4) Screen the microplates after removing their cover, if there is liquid on the cover (from inside) evaporate the liquid using a heated block at 60° C.

5) Compare the transparency of each well to the transparency of the control wells (wells containing control bactericide or 0.5% DMSO solution)

Write the results on a special form: clear=3 (no growth of bacteria), turbid=1(normal bacterial growth), inconclusive=2 (very low turbidity compared to growth in 0.5% DMSO solution)

Results: Please see Example 6.
Example 6
Results of In Vitro Experiments Based on Protocols of Examples 1-5
In-Vitro Screening Matrix

Neo-bavaisoflavone was screened against 11 agricultural pests (as indicated in the table below). The bioactivity values are in % and reflect the potential of eradicating the target pests.

Rules for Bioactivity Relative Value Calculation (Expressed in % from Maximal Value)

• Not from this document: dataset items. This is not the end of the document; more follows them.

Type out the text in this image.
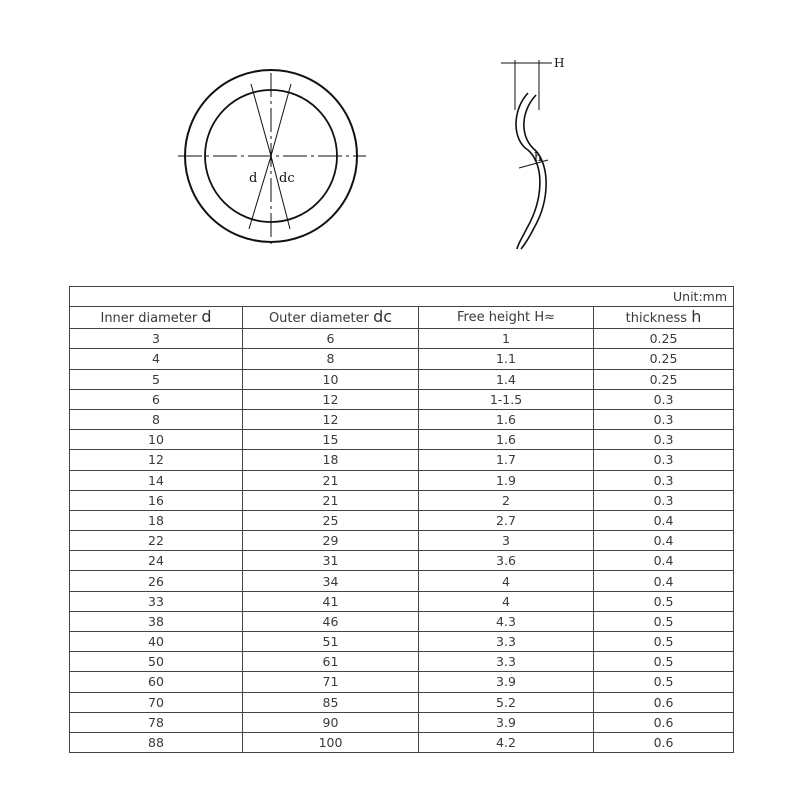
d dc
H
h
Unit:mm			
Inner diameter d	Outer diameter dc	Free height H≈	thickness h
3	6	1	0.25
4	8	1.1	0.25
5	10	1.4	0.25
6	12	1-1.5	0.3
8	12	1.6	0.3
10	15	1.6	0.3
12	18	1.7	0.3
14	21	1.9	0.3
16	21	2	0.3
18	25	2.7	0.4
22	29	3	0.4
24	31	3.6	0.4
26	34	4	0.4
33	41	4	0.5
38	46	4.3	0.5
40	51	3.3	0.5
50	61	3.3	0.5
60	71	3.9	0.5
70	85	5.2	0.6
78	90	3.9	0.6
88	100	4.2	0.6
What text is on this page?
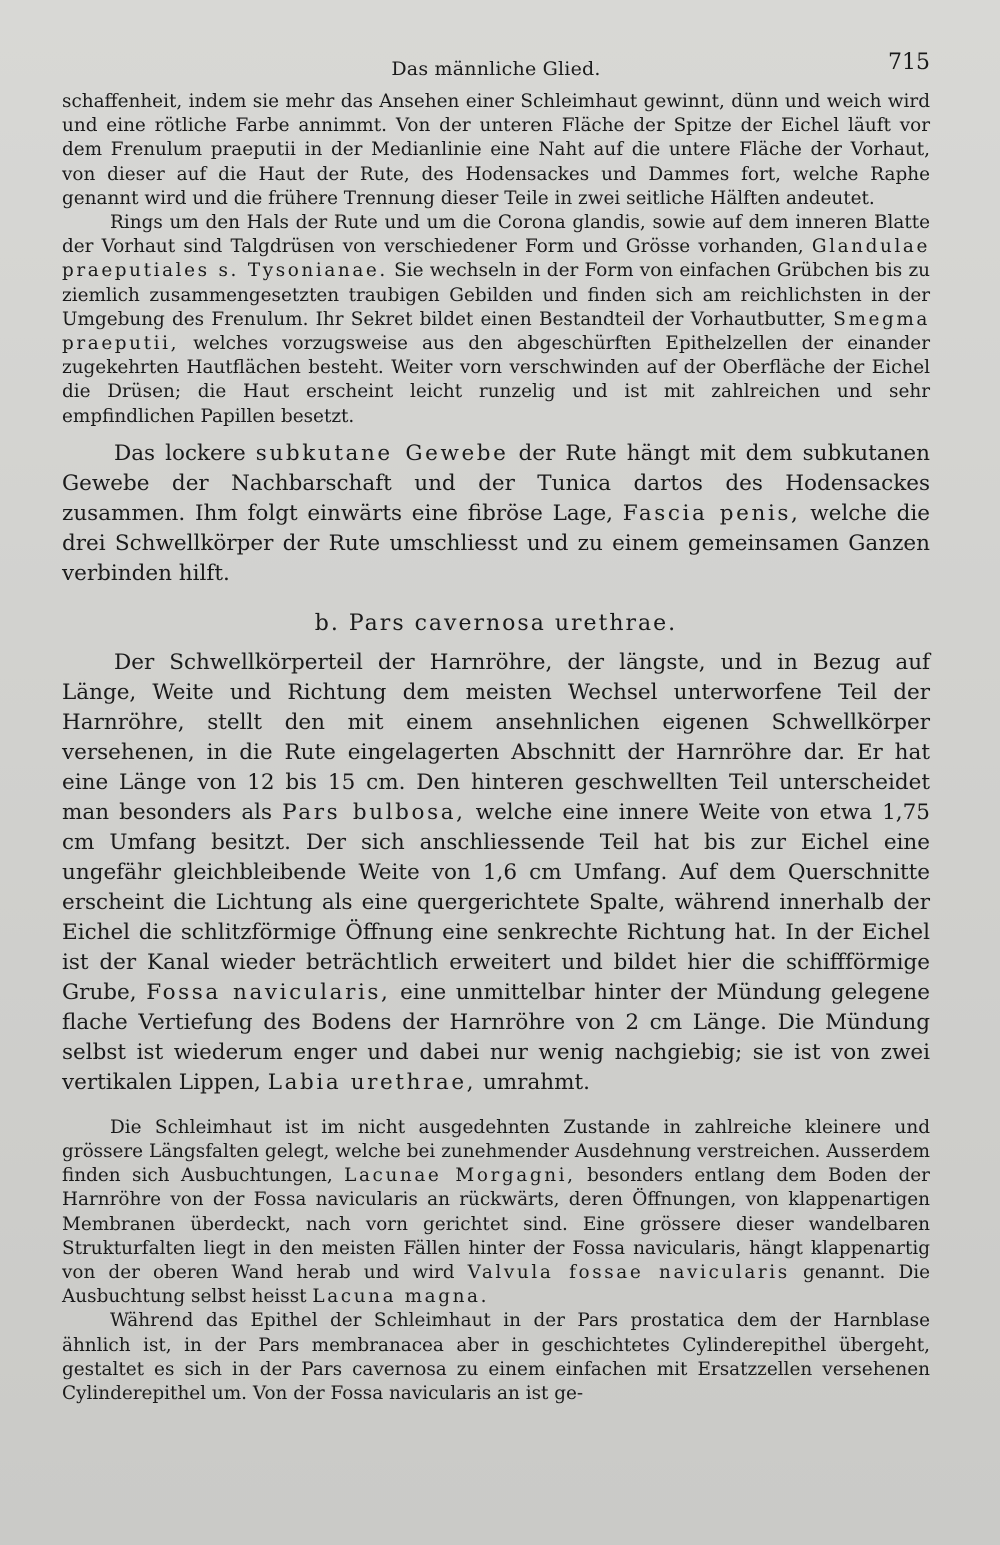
Das männliche Glied.	715

schaffenheit, indem sie mehr das Ansehen einer Schleimhaut gewinnt, dünn und weich wird und eine rötliche Farbe annimmt. Von der unteren Fläche der Spitze der Eichel läuft vor dem Frenulum praeputii in der Medianlinie eine Naht auf die untere Fläche der Vorhaut, von dieser auf die Haut der Rute, des Hodensackes und Dammes fort, welche Raphe genannt wird und die frühere Trennung dieser Teile in zwei seitliche Hälften andeutet.

Rings um den Hals der Rute und um die Corona glandis, sowie auf dem inneren Blatte der Vorhaut sind Talgdrüsen von verschiedener Form und Grösse vorhanden, Glandulae praeputiales s. Tysonianae. Sie wechseln in der Form von einfachen Grübchen bis zu ziemlich zusammengesetzten traubigen Gebilden und finden sich am reichlichsten in der Umgebung des Frenulum. Ihr Sekret bildet einen Bestandteil der Vorhautbutter, Smegma praeputii, welches vorzugsweise aus den abgeschürften Epithelzellen der einander zugekehrten Hautflächen besteht. Weiter vorn verschwinden auf der Oberfläche der Eichel die Drüsen; die Haut erscheint leicht runzelig und ist mit zahlreichen und sehr empfindlichen Papillen besetzt.

Das lockere subkutane Gewebe der Rute hängt mit dem subkutanen Gewebe der Nachbarschaft und der Tunica dartos des Hodensackes zusammen. Ihm folgt einwärts eine fibröse Lage, Fascia penis, welche die drei Schwellkörper der Rute umschliesst und zu einem gemeinsamen Ganzen verbinden hilft.

b. Pars cavernosa urethrae.

Der Schwellkörperteil der Harnröhre, der längste, und in Bezug auf Länge, Weite und Richtung dem meisten Wechsel unterworfene Teil der Harnröhre, stellt den mit einem ansehnlichen eigenen Schwellkörper versehenen, in die Rute eingelagerten Abschnitt der Harnröhre dar. Er hat eine Länge von 12 bis 15 cm. Den hinteren geschwellten Teil unterscheidet man besonders als Pars bulbosa, welche eine innere Weite von etwa 1,75 cm Umfang besitzt. Der sich anschliessende Teil hat bis zur Eichel eine ungefähr gleichbleibende Weite von 1,6 cm Umfang. Auf dem Querschnitte erscheint die Lichtung als eine quergerichtete Spalte, während innerhalb der Eichel die schlitzförmige Öffnung eine senkrechte Richtung hat. In der Eichel ist der Kanal wieder beträchtlich erweitert und bildet hier die schiffförmige Grube, Fossa navicularis, eine unmittelbar hinter der Mündung gelegene flache Vertiefung des Bodens der Harnröhre von 2 cm Länge. Die Mündung selbst ist wiederum enger und dabei nur wenig nachgiebig; sie ist von zwei vertikalen Lippen, Labia urethrae, umrahmt.

Die Schleimhaut ist im nicht ausgedehnten Zustande in zahlreiche kleinere und grössere Längsfalten gelegt, welche bei zunehmender Ausdehnung verstreichen. Ausserdem finden sich Ausbuchtungen, Lacunae Morgagni, besonders entlang dem Boden der Harnröhre von der Fossa navicularis an rückwärts, deren Öffnungen, von klappenartigen Membranen überdeckt, nach vorn gerichtet sind. Eine grössere dieser wandelbaren Strukturfalten liegt in den meisten Fällen hinter der Fossa navicularis, hängt klappenartig von der oberen Wand herab und wird Valvula fossae navicularis genannt. Die Ausbuchtung selbst heisst Lacuna magna.

Während das Epithel der Schleimhaut in der Pars prostatica dem der Harnblase ähnlich ist, in der Pars membranacea aber in geschichtetes Cylinderepithel übergeht, gestaltet es sich in der Pars cavernosa zu einem einfachen mit Ersatzzellen versehenen Cylinderepithel um. Von der Fossa navicularis an ist ge-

a. Puccinia sorghi, Phytophthora infestans—activity grade (1/2/3) X repeats#/12 (maximal value 3×4=12)*100

b. Pseudomonas syringae, Rhizoctonia solani, Fusarium oxysporum, Pythium aphanidermatum—activity grade (1/2/3) X repeats# X days of activity/252 (maximal value 3×4×21=252)*100

c. Botrytis cinerea—activity grade (1/2/3) X repeats# X days of activity/168 (maximal value 3×4×14=168)*100

d. Pectobacterium carotovorum—activity grade (1/2/3) X repeats# X days of activity/84 (maximal value 3×4×7=168)*100

TABLE 1

Bioactivity values of Neo-bavaisoflavone on various target pests

Pathogen
Relative Activity value (%)

Puccinia sorghi

75

Phytophthora infestans

0

Botrytis cinereal

0

Rhizoctonia solani

75

Pythium aphanidermatum

75

Fusarium oxysporum

0

Sclerotinia sclerotiorum

17

Pectobacterium carotovorum

0

Pseudomonas syringae

100

Mizus Persicae

0

Spodoptera litoralis

0

In summary, Neo-bavaisoflavone is an effective pesticide against the following pests: Puccinia sorghi (first positive results are provided below in in-planta results section), Rhizoctonia solani, Pythium aphanidermatum, Sclerotinia sclerotiorum and Pseudomonas syringae.

Example 7
Formulation Preparation for In-Planta Validation
Formulation 1 (Compound: Dimethyl-Sulfoxide)

In order to assist the compound dissolution to final working concentration and its spread over the sprayed surface first dry weighed Neo-bavaisoflavone was dissolved in dimethyl-sulfoxide solvent with 1:9 ratio and then brought up to the final volume used for the validation with double distilled water. Before spraying, non-ionic detergent tween 20 was added to final concentration of 0.05%.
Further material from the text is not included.